Ministers are tight lipped but insiders say that Prime Minister David Cameron is impressed by the superior performance of the US-based operation headed by Mark Zuckerberg.
News reports about the government’s public sector privatisation plans have indicated this government’s willingness to contract out almost any public service if private companies think they can make a profit. The security services and judiciary had until now been thought exempt.
Nobody was available for comment at MI5’s Thames House headquarters. We were, however, able to reach an Inspector G. Lestrade at Scotland Yard, who offered some insights into the possible reasons for the policy change.
“Facebook’s intelligence gathering puts traditional services like MI5 into the shade”, said Lestrade. “In a few short years they’ve obtained a depth of information about citizens which even the KGB or Stasi couldn’t achieve in decades”.
Chief Inspector James Japp, a colleague of Lestrade’s agreed. “Some of us have had great results using traditional methods, and we’re not against bringing in private specialists when necessary, but Facebook is something else”.
Intelligence in depth
Where Facebook succeeds against traditional intelligence gathering is in the sheer depth, breadth and quality of the information, always up to date.
Facebook is believed to hold information on roughly 26 million Britons. Observers say that, in a nation of 46 million adults, that’s impressive in itself.

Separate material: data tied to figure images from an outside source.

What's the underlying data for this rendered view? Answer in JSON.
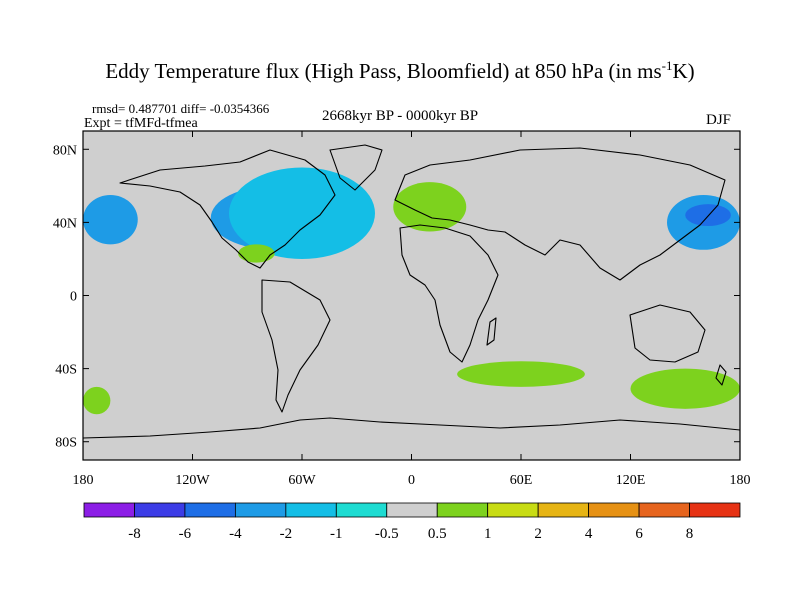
{
  "chart_data": {
    "type": "heatmap",
    "title_main": "Eddy Temperature flux (High Pass, Bloomfield) at 850 hPa (in ms",
    "title_sup": "-1",
    "title_end": "K)",
    "stats": "rmsd= 0.487701 diff= -0.0354366",
    "expt": "Expt = tfMFd-tfmea",
    "period": "2668kyr BP - 0000kyr BP",
    "season": "DJF",
    "xlim": [
      -180,
      180
    ],
    "ylim": [
      -90,
      90
    ],
    "x_ticks": [
      {
        "value": -180,
        "label": "180"
      },
      {
        "value": -120,
        "label": "120W"
      },
      {
        "value": -60,
        "label": "60W"
      },
      {
        "value": 0,
        "label": "0"
      },
      {
        "value": 60,
        "label": "60E"
      },
      {
        "value": 120,
        "label": "120E"
      },
      {
        "value": 180,
        "label": "180"
      }
    ],
    "y_ticks": [
      {
        "value": 80,
        "label": "80N"
      },
      {
        "value": 40,
        "label": "40N"
      },
      {
        "value": 0,
        "label": "0"
      },
      {
        "value": -40,
        "label": "40S"
      },
      {
        "value": -80,
        "label": "80S"
      }
    ],
    "colorbar": {
      "colors": [
        "#8c1ee6",
        "#3c3ce6",
        "#1e6ee6",
        "#1e9be6",
        "#14bee6",
        "#1edcd2",
        "#cfcfcf",
        "#7dd21e",
        "#c8dc14",
        "#e6b414",
        "#e69114",
        "#e6641e",
        "#e63214"
      ],
      "labels": [
        "-8",
        "-6",
        "-4",
        "-2",
        "-1",
        "-0.5",
        "0.5",
        "1",
        "2",
        "4",
        "6",
        "8"
      ]
    },
    "regions": [
      {
        "name": "north-pacific-west",
        "level": -2,
        "color": "#1e9be6",
        "lon": [
          140,
          180
        ],
        "lat": [
          25,
          55
        ]
      },
      {
        "name": "north-pacific-west-core",
        "level": -4,
        "color": "#1e6ee6",
        "lon": [
          150,
          175
        ],
        "lat": [
          38,
          50
        ]
      },
      {
        "name": "north-pacific-east",
        "level": -2,
        "color": "#1e9be6",
        "lon": [
          -180,
          -150
        ],
        "lat": [
          28,
          55
        ]
      },
      {
        "name": "north-america",
        "level": -2,
        "color": "#1e9be6",
        "lon": [
          -110,
          -40
        ],
        "lat": [
          25,
          60
        ]
      },
      {
        "name": "north-atlantic",
        "level": -1,
        "color": "#14bee6",
        "lon": [
          -100,
          -20
        ],
        "lat": [
          20,
          70
        ]
      },
      {
        "name": "europe",
        "level": 1,
        "color": "#7dd21e",
        "lon": [
          -10,
          30
        ],
        "lat": [
          35,
          62
        ]
      },
      {
        "name": "gulf-of-mexico",
        "level": 1,
        "color": "#7dd21e",
        "lon": [
          -95,
          -75
        ],
        "lat": [
          18,
          28
        ]
      },
      {
        "name": "southern-indian-ocean",
        "level": 1,
        "color": "#7dd21e",
        "lon": [
          25,
          95
        ],
        "lat": [
          -50,
          -36
        ]
      },
      {
        "name": "southern-pacific-east",
        "level": 1,
        "color": "#7dd21e",
        "lon": [
          -180,
          -165
        ],
        "lat": [
          -65,
          -50
        ]
      },
      {
        "name": "southern-pacific-west",
        "level": 1,
        "color": "#7dd21e",
        "lon": [
          120,
          180
        ],
        "lat": [
          -62,
          -40
        ]
      }
    ]
  }
}
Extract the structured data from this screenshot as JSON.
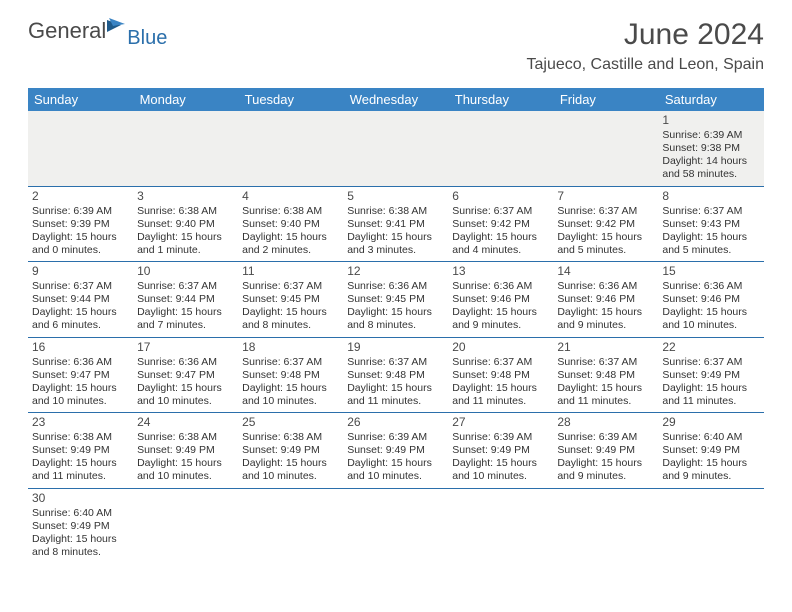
{
  "brand": {
    "part1": "General",
    "part2": "Blue",
    "flag_color_dark": "#1f5a8a",
    "flag_color_light": "#3a84c4"
  },
  "title": "June 2024",
  "location": "Tajueco, Castille and Leon, Spain",
  "header_bg": "#3a84c4",
  "header_text": "#ffffff",
  "rule_color": "#2b6fab",
  "first_row_bg": "#f0f0ee",
  "day_headers": [
    "Sunday",
    "Monday",
    "Tuesday",
    "Wednesday",
    "Thursday",
    "Friday",
    "Saturday"
  ],
  "weeks": [
    [
      null,
      null,
      null,
      null,
      null,
      null,
      {
        "n": "1",
        "sr": "Sunrise: 6:39 AM",
        "ss": "Sunset: 9:38 PM",
        "d1": "Daylight: 14 hours",
        "d2": "and 58 minutes."
      }
    ],
    [
      {
        "n": "2",
        "sr": "Sunrise: 6:39 AM",
        "ss": "Sunset: 9:39 PM",
        "d1": "Daylight: 15 hours",
        "d2": "and 0 minutes."
      },
      {
        "n": "3",
        "sr": "Sunrise: 6:38 AM",
        "ss": "Sunset: 9:40 PM",
        "d1": "Daylight: 15 hours",
        "d2": "and 1 minute."
      },
      {
        "n": "4",
        "sr": "Sunrise: 6:38 AM",
        "ss": "Sunset: 9:40 PM",
        "d1": "Daylight: 15 hours",
        "d2": "and 2 minutes."
      },
      {
        "n": "5",
        "sr": "Sunrise: 6:38 AM",
        "ss": "Sunset: 9:41 PM",
        "d1": "Daylight: 15 hours",
        "d2": "and 3 minutes."
      },
      {
        "n": "6",
        "sr": "Sunrise: 6:37 AM",
        "ss": "Sunset: 9:42 PM",
        "d1": "Daylight: 15 hours",
        "d2": "and 4 minutes."
      },
      {
        "n": "7",
        "sr": "Sunrise: 6:37 AM",
        "ss": "Sunset: 9:42 PM",
        "d1": "Daylight: 15 hours",
        "d2": "and 5 minutes."
      },
      {
        "n": "8",
        "sr": "Sunrise: 6:37 AM",
        "ss": "Sunset: 9:43 PM",
        "d1": "Daylight: 15 hours",
        "d2": "and 5 minutes."
      }
    ],
    [
      {
        "n": "9",
        "sr": "Sunrise: 6:37 AM",
        "ss": "Sunset: 9:44 PM",
        "d1": "Daylight: 15 hours",
        "d2": "and 6 minutes."
      },
      {
        "n": "10",
        "sr": "Sunrise: 6:37 AM",
        "ss": "Sunset: 9:44 PM",
        "d1": "Daylight: 15 hours",
        "d2": "and 7 minutes."
      },
      {
        "n": "11",
        "sr": "Sunrise: 6:37 AM",
        "ss": "Sunset: 9:45 PM",
        "d1": "Daylight: 15 hours",
        "d2": "and 8 minutes."
      },
      {
        "n": "12",
        "sr": "Sunrise: 6:36 AM",
        "ss": "Sunset: 9:45 PM",
        "d1": "Daylight: 15 hours",
        "d2": "and 8 minutes."
      },
      {
        "n": "13",
        "sr": "Sunrise: 6:36 AM",
        "ss": "Sunset: 9:46 PM",
        "d1": "Daylight: 15 hours",
        "d2": "and 9 minutes."
      },
      {
        "n": "14",
        "sr": "Sunrise: 6:36 AM",
        "ss": "Sunset: 9:46 PM",
        "d1": "Daylight: 15 hours",
        "d2": "and 9 minutes."
      },
      {
        "n": "15",
        "sr": "Sunrise: 6:36 AM",
        "ss": "Sunset: 9:46 PM",
        "d1": "Daylight: 15 hours",
        "d2": "and 10 minutes."
      }
    ],
    [
      {
        "n": "16",
        "sr": "Sunrise: 6:36 AM",
        "ss": "Sunset: 9:47 PM",
        "d1": "Daylight: 15 hours",
        "d2": "and 10 minutes."
      },
      {
        "n": "17",
        "sr": "Sunrise: 6:36 AM",
        "ss": "Sunset: 9:47 PM",
        "d1": "Daylight: 15 hours",
        "d2": "and 10 minutes."
      },
      {
        "n": "18",
        "sr": "Sunrise: 6:37 AM",
        "ss": "Sunset: 9:48 PM",
        "d1": "Daylight: 15 hours",
        "d2": "and 10 minutes."
      },
      {
        "n": "19",
        "sr": "Sunrise: 6:37 AM",
        "ss": "Sunset: 9:48 PM",
        "d1": "Daylight: 15 hours",
        "d2": "and 11 minutes."
      },
      {
        "n": "20",
        "sr": "Sunrise: 6:37 AM",
        "ss": "Sunset: 9:48 PM",
        "d1": "Daylight: 15 hours",
        "d2": "and 11 minutes."
      },
      {
        "n": "21",
        "sr": "Sunrise: 6:37 AM",
        "ss": "Sunset: 9:48 PM",
        "d1": "Daylight: 15 hours",
        "d2": "and 11 minutes."
      },
      {
        "n": "22",
        "sr": "Sunrise: 6:37 AM",
        "ss": "Sunset: 9:49 PM",
        "d1": "Daylight: 15 hours",
        "d2": "and 11 minutes."
      }
    ],
    [
      {
        "n": "23",
        "sr": "Sunrise: 6:38 AM",
        "ss": "Sunset: 9:49 PM",
        "d1": "Daylight: 15 hours",
        "d2": "and 11 minutes."
      },
      {
        "n": "24",
        "sr": "Sunrise: 6:38 AM",
        "ss": "Sunset: 9:49 PM",
        "d1": "Daylight: 15 hours",
        "d2": "and 10 minutes."
      },
      {
        "n": "25",
        "sr": "Sunrise: 6:38 AM",
        "ss": "Sunset: 9:49 PM",
        "d1": "Daylight: 15 hours",
        "d2": "and 10 minutes."
      },
      {
        "n": "26",
        "sr": "Sunrise: 6:39 AM",
        "ss": "Sunset: 9:49 PM",
        "d1": "Daylight: 15 hours",
        "d2": "and 10 minutes."
      },
      {
        "n": "27",
        "sr": "Sunrise: 6:39 AM",
        "ss": "Sunset: 9:49 PM",
        "d1": "Daylight: 15 hours",
        "d2": "and 10 minutes."
      },
      {
        "n": "28",
        "sr": "Sunrise: 6:39 AM",
        "ss": "Sunset: 9:49 PM",
        "d1": "Daylight: 15 hours",
        "d2": "and 9 minutes."
      },
      {
        "n": "29",
        "sr": "Sunrise: 6:40 AM",
        "ss": "Sunset: 9:49 PM",
        "d1": "Daylight: 15 hours",
        "d2": "and 9 minutes."
      }
    ],
    [
      {
        "n": "30",
        "sr": "Sunrise: 6:40 AM",
        "ss": "Sunset: 9:49 PM",
        "d1": "Daylight: 15 hours",
        "d2": "and 8 minutes."
      },
      null,
      null,
      null,
      null,
      null,
      null
    ]
  ]
}
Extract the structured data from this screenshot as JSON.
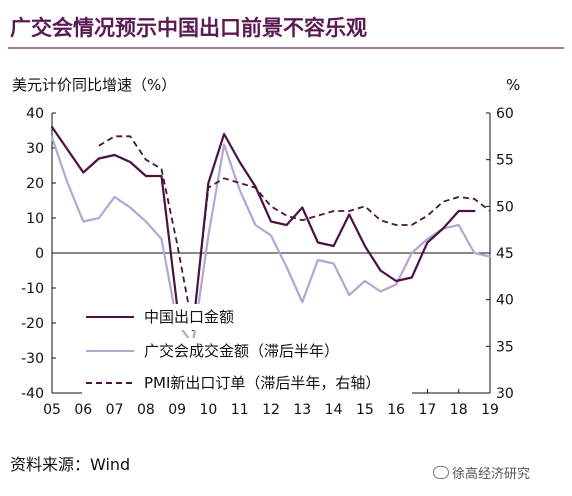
{
  "header": {
    "title": "广交会情况预示中国出口前景不容乐观"
  },
  "footer": {
    "source": "资料来源：Wind",
    "watermark": "徐高经济研究"
  },
  "chart_data": {
    "type": "line",
    "ylabel_left": "美元计价同比增速（%）",
    "ylabel_right": "%",
    "ylim_left": [
      -40,
      40
    ],
    "ylim_right": [
      30,
      60
    ],
    "yticks_left": [
      -40,
      -30,
      -20,
      -10,
      0,
      10,
      20,
      30,
      40
    ],
    "yticks_right": [
      30,
      35,
      40,
      45,
      50,
      55,
      60
    ],
    "xlim": [
      2005,
      2019
    ],
    "xticks": [
      "05",
      "06",
      "07",
      "08",
      "09",
      "10",
      "11",
      "12",
      "13",
      "14",
      "15",
      "16",
      "17",
      "18",
      "19"
    ],
    "legend_position": "bottom-center",
    "series": [
      {
        "name": "中国出口金额",
        "axis": "left",
        "style": "solid",
        "color": "#4b1242",
        "x": [
          2005.0,
          2006.0,
          2006.5,
          2007.0,
          2007.5,
          2008.0,
          2008.5,
          2009.0,
          2009.5,
          2010.0,
          2010.5,
          2011.0,
          2011.5,
          2012.0,
          2012.5,
          2013.0,
          2013.5,
          2014.0,
          2014.5,
          2015.0,
          2015.5,
          2016.0,
          2016.5,
          2017.0,
          2017.5,
          2018.0,
          2018.5
        ],
        "y": [
          36,
          23,
          27,
          28,
          26,
          22,
          22,
          -15,
          -22,
          20,
          34,
          26,
          19,
          9,
          8,
          13,
          3,
          2,
          11,
          2,
          -5,
          -8,
          -7,
          3,
          7,
          12,
          12
        ]
      },
      {
        "name": "广交会成交金额（滞后半年）",
        "axis": "left",
        "style": "solid",
        "color": "#b6a5d2",
        "x": [
          2005.0,
          2005.5,
          2006.0,
          2006.5,
          2007.0,
          2007.5,
          2008.0,
          2008.5,
          2009.0,
          2009.5,
          2010.0,
          2010.5,
          2011.0,
          2011.5,
          2012.0,
          2012.5,
          2013.0,
          2013.5,
          2014.0,
          2014.5,
          2015.0,
          2015.5,
          2016.0,
          2016.5,
          2017.0,
          2017.5,
          2018.0,
          2018.5,
          2019.0
        ],
        "y": [
          33,
          20,
          9,
          10,
          16,
          13,
          9,
          4,
          -20,
          -26,
          5,
          31,
          18,
          8,
          5,
          -4,
          -14,
          -2,
          -3,
          -12,
          -8,
          -11,
          -9,
          0,
          4,
          7,
          8,
          0,
          -1
        ]
      },
      {
        "name": "PMI新出口订单（滞后半年，右轴）",
        "axis": "right",
        "style": "dashed",
        "color": "#4b1242",
        "x": [
          2006.5,
          2007.0,
          2007.5,
          2008.0,
          2008.5,
          2009.0,
          2009.5,
          2010.0,
          2010.5,
          2011.0,
          2011.5,
          2012.0,
          2012.5,
          2013.0,
          2013.5,
          2014.0,
          2014.5,
          2015.0,
          2015.5,
          2016.0,
          2016.5,
          2017.0,
          2017.5,
          2018.0,
          2018.5,
          2019.0
        ],
        "y": [
          56.5,
          57.5,
          57.5,
          55,
          54,
          46,
          37,
          52,
          53,
          52.5,
          52,
          50,
          49,
          48.5,
          49,
          49.5,
          49.5,
          50,
          48.5,
          48,
          48,
          49,
          50.5,
          51,
          50.8,
          49.5
        ]
      }
    ]
  }
}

Whilst intelligence operatives have relied in the past on limited supplies of low quality, grainy photographs of citizens under special scrutiny, Facebook supplies dozens of high quality photos on each subject, helpfully tagged with details of ‘associates’, dates, events and places.
“The clever thing”, says Japp, “is that even people who don’t want to show their own face on their ‘profile’ get tagged in photos taken by friends. Facebook even use facial recognition to suggest they do it”.
“This is streets ahead of the methods used by the Stasi”, he added.
“With Facebook we’ve got it all”, adds Lestrade. “Facebook knows who you associate with, and the friends of your friends. They know what you’re saying and when, what you like, the things you’re reading, and where you were when you read them. Facebook’s intelligence personnel need never leave the office”.
Facebook is also lauded for the subtle ways in which it has mastered how to keep tabs on a mobile population. Whilst other corporations have done their part in persuading most citizens to willingly carry a personal GPS tracking device everywhere, Facebook is, in the jargon, the “systems integrator”.
With people spending an increasing part of every day communicating through the service, Facebook seems to have it all.
“It doesn’t matter whether you’re at home or meeting associates for a drink, they know about it”, says Japp. “They know the internet address of your home computer today and yesterday, so they don’t have to waste time getting this information from telecoms providers. They know in advance where you’re planning to go, because you told them, and they know who else is there at the time when you arrive”.
Facebook’s methods mean that conventional intelligence operations just can’t compete. They are said to have none of the operating overheads that have traditionally contributed to the high cost of operations.
“Think of operatives shivering in stakeout operations … that’s all gone. And, with it, the overtime”, laments Japp.
“These private sector operatives we used to employ … they had expensive methods too, always running around the country, staying in expensive hotels”. “And don’t mention the opiates”, adds Lestrade.
Sources say that if this deal goes through, and it seems likely, then the government may reappraise other areas which David Cameron had previously ruled off limits. The secret service, MI6, could be next.
Secret feasibility studies are also underway to decide whether the judiciary could be replaced by Judge Judy.